Jobs in biochemistry are available to those leaving university with a BSc, but they are limited in scope and promotion opportunities. Most professional biochemists have at least a Master's qualification. See our master's degree page for more information on this postgraduate qualification.
Although master's courses are generally considered a postgraduate course, some universities offer Integrated Master's (MSci) degrees. These courses combine a Bachelors and Masters course into a one programme, and generally take a year longer than standard Bachelors courses. The Integrated Masters courses will grant you an Masters qualification, and allow you to carry out a Masters-level research project in your final year, without having to apply for a Masters course seperately after completing your BSc.

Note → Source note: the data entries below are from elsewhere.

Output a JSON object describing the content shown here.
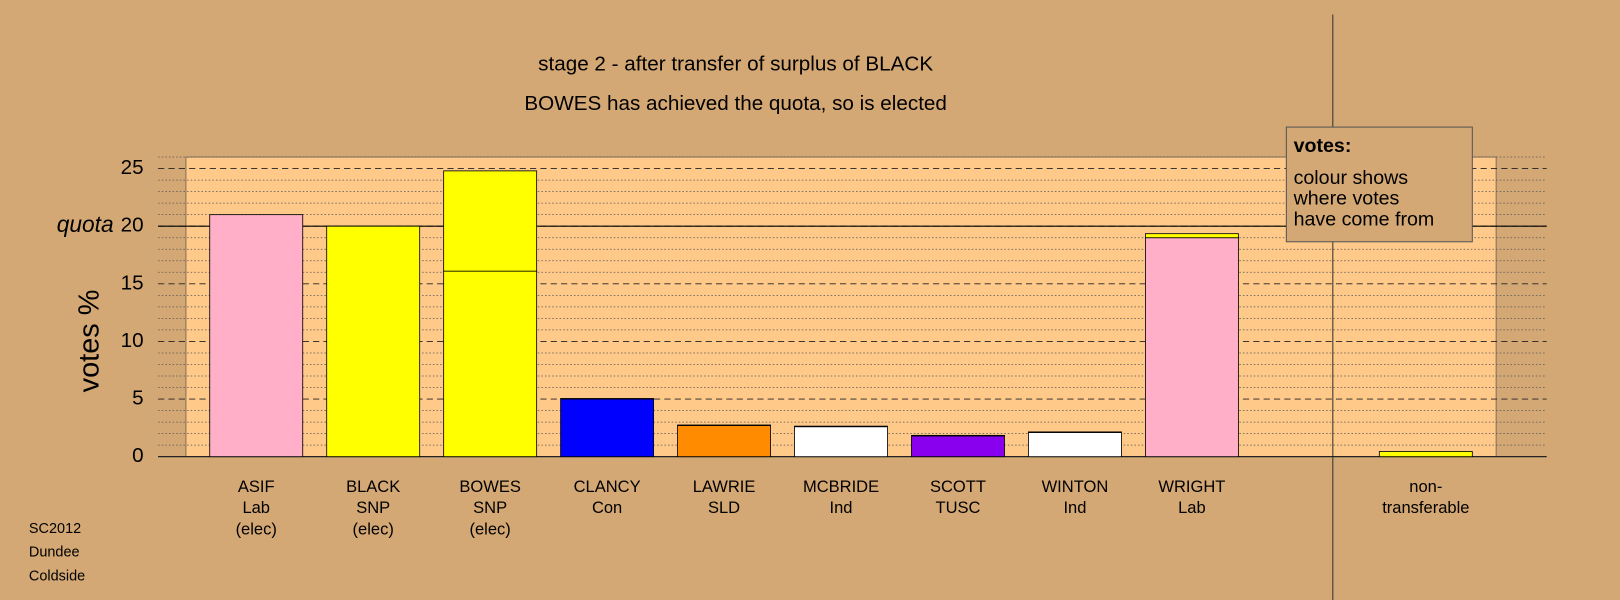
{
  "chart_data": {
    "type": "bar",
    "title": "stage 2 - after transfer of surplus of BLACK",
    "subtitle": "BOWES has achieved the quota, so is elected",
    "y_label": "votes %",
    "quota": 20,
    "quota_label": "quota",
    "categories": [
      [
        "ASIF",
        "Lab",
        "(elec)"
      ],
      [
        "BLACK",
        "SNP",
        "(elec)"
      ],
      [
        "BOWES",
        "SNP",
        "(elec)"
      ],
      [
        "CLANCY",
        "Con"
      ],
      [
        "LAWRIE",
        "SLD"
      ],
      [
        "MCBRIDE",
        "Ind"
      ],
      [
        "SCOTT",
        "TUSC"
      ],
      [
        "WINTON",
        "Ind"
      ],
      [
        "WRIGHT",
        "Lab"
      ],
      null,
      [
        "non-",
        "transferable"
      ]
    ],
    "series": [
      {
        "colors": [
          "#ffb0c8",
          "#ffff00",
          "#ffff00",
          "#0000ff",
          "#ff8c00",
          "#ffffff",
          "#8800ee",
          "#ffffff",
          "#ffb0c8",
          null,
          "#ffff00"
        ],
        "values": [
          21.0,
          20.0,
          16.1,
          5.0,
          2.7,
          2.6,
          1.8,
          2.1,
          19.0,
          null,
          0.45
        ]
      },
      {
        "color": "#ffff00",
        "values": [
          0,
          0,
          8.7,
          0.05,
          0.05,
          0.05,
          0.05,
          0.05,
          0.35,
          null,
          0
        ]
      }
    ],
    "ylim": [
      0,
      26
    ],
    "yticks": [
      0,
      5,
      10,
      15,
      20,
      25
    ],
    "minor_yticks": [
      1,
      2,
      3,
      4,
      6,
      7,
      8,
      9,
      11,
      12,
      13,
      14,
      16,
      17,
      18,
      19,
      21,
      22,
      23,
      24,
      26
    ],
    "legend": {
      "title": "votes:",
      "lines": [
        "colour shows",
        "where votes",
        "have come from"
      ]
    },
    "footer": [
      "SC2012",
      "Dundee",
      "Coldside"
    ]
  }
}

Some universities offer a BSc in a biochemistry-related degree with a sandwich year or a year in industry. These sandwich courses take 4 years to complete rather than 3, as students spend a year working in an industry related to their degree, usually between their second and final years of study.
A sandwich year in a relevant institution gives a great idea of what it would be like to work there professionally, providing fantastic paid work experience and references, helping students to build up industry contacts for when they eventually look for a job. Science students who have completed a year in industry during their course will find it a lot easier to get a job when they leave university.
It is possible to study a course with both an Integrated Master's component and a sandwich year component. In this case, the course will take two years longer than a standard BSc course to complete - one year for the sandwich year in industry, one year for the Masters-level research project.